Lucille looked in the man’s eyes and could tell that he was whistling past the graveyard. He knows it’s more than that. He just doesn’t want to admit it.
“Close the portal,” he yelled.
Most of the crew was paralyzed at their stations, held by fright, or possibly something else. There were screams coming over the com link, the exploration team and the marines that were just outside the portal chamber, exposed to the thing even more so than the people in the control room.
“Close the portal,” screamed the chief, running to one of the tech stations and pushing the man out of the way.
The black holes began to move inward, more slowly than they should have. Suddenly they lurched to a halt, pressed against the black substance that was pushing back. Flashes of Gamma indicated that the holes were absorbing some of the substance of the invader, but not enough.
“What the hell is it?” yelled Rodrigue in a panicked voice.
“It is that Universe,” said Yu, knowing she was speaking the truth. “Whatever it is absorbed everything there was in that place, now it’s coming for us.”

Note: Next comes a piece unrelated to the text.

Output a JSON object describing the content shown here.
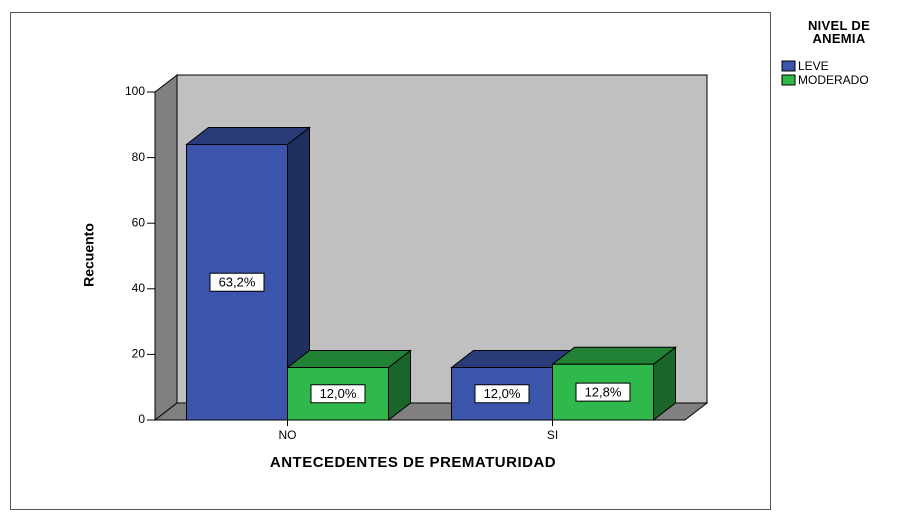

“That’s insane,” yelled out another tech.
It is, thought Lucille, staring at the holo as more or the thing came through. How many years did it take to absorb that Universe. How many billions to absorb ours. She looked down at her trembling hand and saw that the veins were standing out on it. Its taking in all the energy it can reach. Our electricity, the electromagnetic fields, even our biological energy. Then it will take in everything that it can. And all that will be left will be the husks, the black holes, maybe neutron stars.

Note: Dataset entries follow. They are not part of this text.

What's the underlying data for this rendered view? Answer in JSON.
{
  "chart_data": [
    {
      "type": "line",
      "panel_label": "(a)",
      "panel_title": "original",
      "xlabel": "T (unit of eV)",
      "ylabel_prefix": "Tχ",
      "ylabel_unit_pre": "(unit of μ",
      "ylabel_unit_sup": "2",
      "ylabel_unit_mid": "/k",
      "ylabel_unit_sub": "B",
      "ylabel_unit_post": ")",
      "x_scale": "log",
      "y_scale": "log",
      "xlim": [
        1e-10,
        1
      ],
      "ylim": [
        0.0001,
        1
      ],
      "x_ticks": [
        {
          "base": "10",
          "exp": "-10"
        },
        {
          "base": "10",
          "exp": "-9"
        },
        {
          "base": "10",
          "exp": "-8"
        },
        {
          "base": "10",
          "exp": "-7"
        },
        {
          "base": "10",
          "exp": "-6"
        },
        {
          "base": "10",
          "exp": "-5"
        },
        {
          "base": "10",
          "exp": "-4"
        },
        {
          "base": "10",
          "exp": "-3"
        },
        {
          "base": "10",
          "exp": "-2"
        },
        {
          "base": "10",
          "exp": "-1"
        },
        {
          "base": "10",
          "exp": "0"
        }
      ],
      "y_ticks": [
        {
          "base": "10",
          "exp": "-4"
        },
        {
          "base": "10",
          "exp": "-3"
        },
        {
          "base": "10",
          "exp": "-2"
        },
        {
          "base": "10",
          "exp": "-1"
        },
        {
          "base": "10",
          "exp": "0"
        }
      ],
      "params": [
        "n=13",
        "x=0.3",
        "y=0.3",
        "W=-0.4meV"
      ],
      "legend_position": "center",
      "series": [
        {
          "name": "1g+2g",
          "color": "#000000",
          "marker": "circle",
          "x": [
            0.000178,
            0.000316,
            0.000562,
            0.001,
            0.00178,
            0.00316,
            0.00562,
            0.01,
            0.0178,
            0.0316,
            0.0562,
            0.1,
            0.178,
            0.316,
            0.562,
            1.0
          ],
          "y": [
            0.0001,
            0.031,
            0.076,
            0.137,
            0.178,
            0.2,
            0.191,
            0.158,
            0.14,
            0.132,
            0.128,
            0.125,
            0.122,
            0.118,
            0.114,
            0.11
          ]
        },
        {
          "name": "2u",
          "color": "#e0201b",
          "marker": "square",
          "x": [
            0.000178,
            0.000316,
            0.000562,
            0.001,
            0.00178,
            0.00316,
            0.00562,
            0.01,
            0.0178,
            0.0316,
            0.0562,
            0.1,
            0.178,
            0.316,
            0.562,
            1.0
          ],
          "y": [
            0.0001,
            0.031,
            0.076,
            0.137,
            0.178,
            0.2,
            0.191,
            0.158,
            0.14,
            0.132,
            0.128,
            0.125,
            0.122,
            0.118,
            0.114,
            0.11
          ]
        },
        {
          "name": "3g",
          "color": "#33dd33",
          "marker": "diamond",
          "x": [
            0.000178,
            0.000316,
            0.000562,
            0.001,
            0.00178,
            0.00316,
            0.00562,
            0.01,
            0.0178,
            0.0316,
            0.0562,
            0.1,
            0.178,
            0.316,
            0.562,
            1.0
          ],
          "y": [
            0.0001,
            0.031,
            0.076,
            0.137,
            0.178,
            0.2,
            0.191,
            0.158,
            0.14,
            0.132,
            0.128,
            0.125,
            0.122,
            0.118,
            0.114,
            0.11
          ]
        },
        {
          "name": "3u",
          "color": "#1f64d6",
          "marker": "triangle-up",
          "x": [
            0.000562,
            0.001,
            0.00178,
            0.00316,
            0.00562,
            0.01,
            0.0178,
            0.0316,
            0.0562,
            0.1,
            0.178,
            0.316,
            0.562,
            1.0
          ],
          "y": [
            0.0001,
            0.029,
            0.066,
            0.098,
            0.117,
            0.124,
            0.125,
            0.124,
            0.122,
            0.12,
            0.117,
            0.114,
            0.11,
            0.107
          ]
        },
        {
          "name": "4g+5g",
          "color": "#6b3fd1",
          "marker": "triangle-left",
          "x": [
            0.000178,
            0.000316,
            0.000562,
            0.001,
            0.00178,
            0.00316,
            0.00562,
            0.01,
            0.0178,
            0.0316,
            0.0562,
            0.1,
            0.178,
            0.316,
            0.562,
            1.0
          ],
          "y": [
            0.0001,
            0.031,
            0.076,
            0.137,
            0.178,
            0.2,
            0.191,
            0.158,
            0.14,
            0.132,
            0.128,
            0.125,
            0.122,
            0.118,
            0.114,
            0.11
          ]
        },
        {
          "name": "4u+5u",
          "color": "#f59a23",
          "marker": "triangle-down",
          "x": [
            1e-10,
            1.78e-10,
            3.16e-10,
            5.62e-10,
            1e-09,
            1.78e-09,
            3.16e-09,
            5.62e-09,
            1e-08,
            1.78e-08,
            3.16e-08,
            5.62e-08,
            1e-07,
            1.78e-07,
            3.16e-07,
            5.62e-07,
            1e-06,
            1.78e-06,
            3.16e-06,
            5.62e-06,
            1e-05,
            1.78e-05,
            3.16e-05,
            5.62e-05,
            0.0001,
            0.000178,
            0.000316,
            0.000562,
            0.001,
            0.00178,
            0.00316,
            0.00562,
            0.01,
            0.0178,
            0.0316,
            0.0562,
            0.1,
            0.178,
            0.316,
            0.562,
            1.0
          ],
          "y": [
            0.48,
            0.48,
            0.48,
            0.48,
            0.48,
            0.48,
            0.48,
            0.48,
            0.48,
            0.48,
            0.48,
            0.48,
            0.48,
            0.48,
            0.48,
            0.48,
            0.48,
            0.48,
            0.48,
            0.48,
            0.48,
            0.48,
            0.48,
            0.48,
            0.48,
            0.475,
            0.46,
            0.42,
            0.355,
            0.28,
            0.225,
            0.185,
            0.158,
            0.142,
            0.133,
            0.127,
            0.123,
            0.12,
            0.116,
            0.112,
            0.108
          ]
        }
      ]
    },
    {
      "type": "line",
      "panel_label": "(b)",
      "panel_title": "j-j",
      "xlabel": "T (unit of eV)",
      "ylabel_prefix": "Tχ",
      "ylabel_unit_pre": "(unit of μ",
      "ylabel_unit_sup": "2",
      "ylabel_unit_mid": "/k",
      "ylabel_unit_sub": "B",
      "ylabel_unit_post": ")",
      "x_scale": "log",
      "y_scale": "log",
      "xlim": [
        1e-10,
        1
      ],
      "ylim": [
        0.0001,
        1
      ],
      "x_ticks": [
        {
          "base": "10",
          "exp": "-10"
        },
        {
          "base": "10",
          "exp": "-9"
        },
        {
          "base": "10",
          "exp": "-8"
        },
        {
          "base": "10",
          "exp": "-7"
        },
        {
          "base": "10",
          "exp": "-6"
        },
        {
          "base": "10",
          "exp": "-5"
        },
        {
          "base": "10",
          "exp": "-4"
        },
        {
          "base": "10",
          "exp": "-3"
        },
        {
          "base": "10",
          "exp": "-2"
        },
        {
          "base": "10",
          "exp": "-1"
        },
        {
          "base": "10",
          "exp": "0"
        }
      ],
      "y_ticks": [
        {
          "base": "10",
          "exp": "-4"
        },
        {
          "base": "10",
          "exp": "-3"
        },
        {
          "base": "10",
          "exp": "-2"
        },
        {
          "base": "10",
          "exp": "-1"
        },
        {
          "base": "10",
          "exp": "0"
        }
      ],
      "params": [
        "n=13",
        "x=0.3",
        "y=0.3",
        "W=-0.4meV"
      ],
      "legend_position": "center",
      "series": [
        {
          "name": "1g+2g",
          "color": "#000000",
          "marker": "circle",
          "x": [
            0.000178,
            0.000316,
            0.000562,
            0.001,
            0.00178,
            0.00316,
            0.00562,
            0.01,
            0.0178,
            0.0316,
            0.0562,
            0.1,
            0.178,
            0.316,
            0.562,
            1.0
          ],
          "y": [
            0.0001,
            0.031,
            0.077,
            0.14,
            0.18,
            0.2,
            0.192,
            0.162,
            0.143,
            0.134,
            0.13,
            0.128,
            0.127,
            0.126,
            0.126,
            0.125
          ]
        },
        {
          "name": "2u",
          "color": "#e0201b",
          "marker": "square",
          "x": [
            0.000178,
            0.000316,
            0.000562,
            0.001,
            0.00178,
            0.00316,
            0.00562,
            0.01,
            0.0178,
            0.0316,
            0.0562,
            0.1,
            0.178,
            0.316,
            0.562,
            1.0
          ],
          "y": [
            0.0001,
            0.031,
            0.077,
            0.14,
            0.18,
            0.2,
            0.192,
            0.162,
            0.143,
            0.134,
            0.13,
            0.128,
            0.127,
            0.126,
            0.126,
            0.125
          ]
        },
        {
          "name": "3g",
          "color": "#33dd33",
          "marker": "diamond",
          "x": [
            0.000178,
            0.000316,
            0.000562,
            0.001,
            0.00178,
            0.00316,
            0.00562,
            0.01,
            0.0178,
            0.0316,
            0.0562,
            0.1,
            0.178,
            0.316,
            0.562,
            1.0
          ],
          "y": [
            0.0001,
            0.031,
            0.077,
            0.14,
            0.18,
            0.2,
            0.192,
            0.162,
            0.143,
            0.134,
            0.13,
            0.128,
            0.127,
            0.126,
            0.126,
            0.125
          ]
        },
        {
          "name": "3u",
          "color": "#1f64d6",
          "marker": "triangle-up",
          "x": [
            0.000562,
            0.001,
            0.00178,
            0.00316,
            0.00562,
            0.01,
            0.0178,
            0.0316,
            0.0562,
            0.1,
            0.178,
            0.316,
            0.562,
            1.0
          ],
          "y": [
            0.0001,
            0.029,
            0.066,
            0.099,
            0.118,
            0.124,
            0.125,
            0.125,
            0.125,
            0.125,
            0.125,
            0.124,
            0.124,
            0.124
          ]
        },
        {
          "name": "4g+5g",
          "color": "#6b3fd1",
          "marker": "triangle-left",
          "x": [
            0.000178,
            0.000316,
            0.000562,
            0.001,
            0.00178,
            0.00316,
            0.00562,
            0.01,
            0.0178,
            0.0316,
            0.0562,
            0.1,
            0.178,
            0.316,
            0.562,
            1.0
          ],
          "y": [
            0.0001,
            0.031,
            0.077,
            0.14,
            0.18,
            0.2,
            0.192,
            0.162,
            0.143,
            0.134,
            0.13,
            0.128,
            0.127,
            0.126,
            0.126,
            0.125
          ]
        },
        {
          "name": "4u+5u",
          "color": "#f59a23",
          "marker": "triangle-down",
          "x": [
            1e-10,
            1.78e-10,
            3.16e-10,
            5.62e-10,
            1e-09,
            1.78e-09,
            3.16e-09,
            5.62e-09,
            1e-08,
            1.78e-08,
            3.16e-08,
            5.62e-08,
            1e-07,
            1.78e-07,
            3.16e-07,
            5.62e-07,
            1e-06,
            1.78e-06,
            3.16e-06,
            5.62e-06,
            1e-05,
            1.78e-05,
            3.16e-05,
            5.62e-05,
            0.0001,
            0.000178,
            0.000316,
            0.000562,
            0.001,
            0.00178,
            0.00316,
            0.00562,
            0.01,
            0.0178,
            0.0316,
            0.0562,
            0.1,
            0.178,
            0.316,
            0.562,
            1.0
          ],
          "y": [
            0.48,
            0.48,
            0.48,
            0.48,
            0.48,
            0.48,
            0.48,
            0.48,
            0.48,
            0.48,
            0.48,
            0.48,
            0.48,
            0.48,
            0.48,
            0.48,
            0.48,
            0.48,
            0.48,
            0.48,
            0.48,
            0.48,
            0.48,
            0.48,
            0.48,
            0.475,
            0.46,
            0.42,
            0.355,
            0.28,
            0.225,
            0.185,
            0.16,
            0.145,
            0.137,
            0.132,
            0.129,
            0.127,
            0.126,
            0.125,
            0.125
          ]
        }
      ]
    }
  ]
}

“Why won’t the holes close that damned portal?” yelled Rodrigue.
Lucille couldn’t move her hands on her board. Something in that thing was reaching out and controlling them. Preventing them from linking into any of their systems. Even the chief was doing nothing but sit at a console and yell.
Lucille was already in the link. Her mind was what controlled the system, that opened the portal. Her mind, linked with the computer to perform the equations to open a hole between Universes. And she still had control of that system. It took seconds to run through a dozen simulations, to know what needed to be done. And with a thought she shut off the electromagnetic fields that held the black holes within the cups of the arms. At the same time she overrode all the safety protocols and blew each arm from its wall mounts with the fusion charges placed there for just such a possibility.

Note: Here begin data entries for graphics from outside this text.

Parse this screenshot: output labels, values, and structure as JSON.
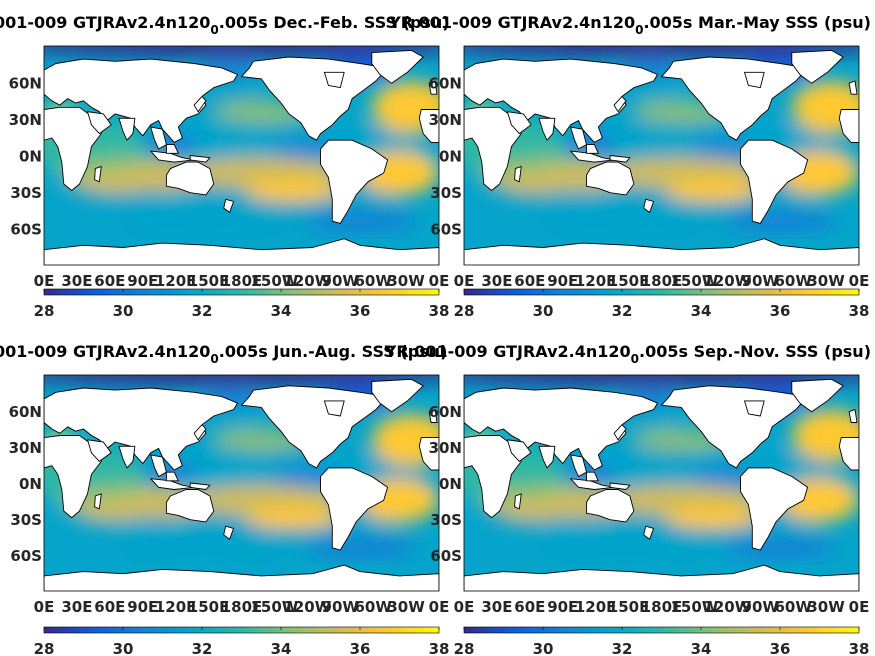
{
  "chart_data": [
    {
      "type": "heatmap",
      "title": "001-009 GTJRAv2.4n120",
      "title_subscript": "0",
      "title_suffix": ".005s Dec.-Feb. SSS (psu)",
      "variable": "SSS",
      "unit": "psu",
      "season": "Dec.-Feb.",
      "x_ticks": [
        "0E",
        "30E",
        "60E",
        "90E",
        "120E",
        "150E",
        "180E",
        "150W",
        "120W",
        "90W",
        "60W",
        "30W",
        "0E"
      ],
      "y_ticks": [
        "60N",
        "30N",
        "0N",
        "30S",
        "60S"
      ],
      "colorbar": {
        "ticks": [
          "28",
          "30",
          "32",
          "34",
          "36",
          "38"
        ],
        "min": 28,
        "max": 38,
        "colormap": "parula"
      }
    },
    {
      "type": "heatmap",
      "title": "YR 001-009 GTJRAv2.4n120",
      "title_subscript": "0",
      "title_suffix": ".005s Mar.-May SSS (psu)",
      "variable": "SSS",
      "unit": "psu",
      "season": "Mar.-May",
      "x_ticks": [
        "0E",
        "30E",
        "60E",
        "90E",
        "120E",
        "150E",
        "180E",
        "150W",
        "120W",
        "90W",
        "60W",
        "30W",
        "0E"
      ],
      "y_ticks": [
        "60N",
        "30N",
        "0N",
        "30S",
        "60S"
      ],
      "colorbar": {
        "ticks": [
          "28",
          "30",
          "32",
          "34",
          "36",
          "38"
        ],
        "min": 28,
        "max": 38,
        "colormap": "parula"
      }
    },
    {
      "type": "heatmap",
      "title": "001-009 GTJRAv2.4n120",
      "title_subscript": "0",
      "title_suffix": ".005s Jun.-Aug. SSS (psu)",
      "variable": "SSS",
      "unit": "psu",
      "season": "Jun.-Aug.",
      "x_ticks": [
        "0E",
        "30E",
        "60E",
        "90E",
        "120E",
        "150E",
        "180E",
        "150W",
        "120W",
        "90W",
        "60W",
        "30W",
        "0E"
      ],
      "y_ticks": [
        "60N",
        "30N",
        "0N",
        "30S",
        "60S"
      ],
      "colorbar": {
        "ticks": [
          "28",
          "30",
          "32",
          "34",
          "36",
          "38"
        ],
        "min": 28,
        "max": 38,
        "colormap": "parula"
      }
    },
    {
      "type": "heatmap",
      "title": "YR 001-009 GTJRAv2.4n120",
      "title_subscript": "0",
      "title_suffix": ".005s Sep.-Nov. SSS (psu)",
      "variable": "SSS",
      "unit": "psu",
      "season": "Sep.-Nov.",
      "x_ticks": [
        "0E",
        "30E",
        "60E",
        "90E",
        "120E",
        "150E",
        "180E",
        "150W",
        "120W",
        "90W",
        "60W",
        "30W",
        "0E"
      ],
      "y_ticks": [
        "60N",
        "30N",
        "0N",
        "30S",
        "60S"
      ],
      "colorbar": {
        "ticks": [
          "28",
          "30",
          "32",
          "34",
          "36",
          "38"
        ],
        "min": 28,
        "max": 38,
        "colormap": "parula"
      }
    }
  ],
  "colors": {
    "parula": [
      "#352a87",
      "#0f5cdd",
      "#1481d6",
      "#06a4ca",
      "#2eb7a4",
      "#87bf77",
      "#d1bb59",
      "#fec832",
      "#f9fb0e"
    ],
    "land": "#ffffff",
    "coastline": "#000000",
    "axis": "#000000"
  }
}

The black holes pulled the twelve arms into themselves with a flash of Gamma radiation, each hole increasing its mass by two hundred and fifty million tons. The force of twelve two hundred megaton fusion blasts imparted their momentum to the holes. The holes collapsed together into a much more massive hole. If left on its own it would have fallen into the center of the planet, dooming it to eventual collapse. Fortunately there was someplace else for it to go, through the rabbit hole into the other Universe, pulling the mass of that Cosmos back into itself. The hole closed with a flash, and a sound much like a scream of anger and agony combined coming over the few sensors that had survived the destruction.
It took minutes for the people in the control room to come out of their shock, while the planet around them shook with the vibrations of the explosions and the collapsing space of the portal. Lucille stared at the holo that showed the ruined portal chamber, wrecked at the cost of a half trillion Imperials. And a bargain for saving the Universe, she thought.
“Was that real?” asked Dr. Rodrigue, staggering over to her station.
“It was real,” agreed Lucille, nodding her head. “I wish it weren’t. I thought I didn’t believe in evil. Or hell. And then had both proven to me in one day.”
“Well, it’s gone now.”
“Is it?” asked Lucille, looking up at the man. “It knows we’re here, and it knows the resonance of our reality. I’m sure it will be trying to find a way to get to us.”
“All the more reason to find somewhere we can run to,” said the senior scientist.
Lucille looked at the man in horror, knowing that this project would go on. Maybe to open a portal into someplace worse than what they had seen today. Something that she couldn’t imagine.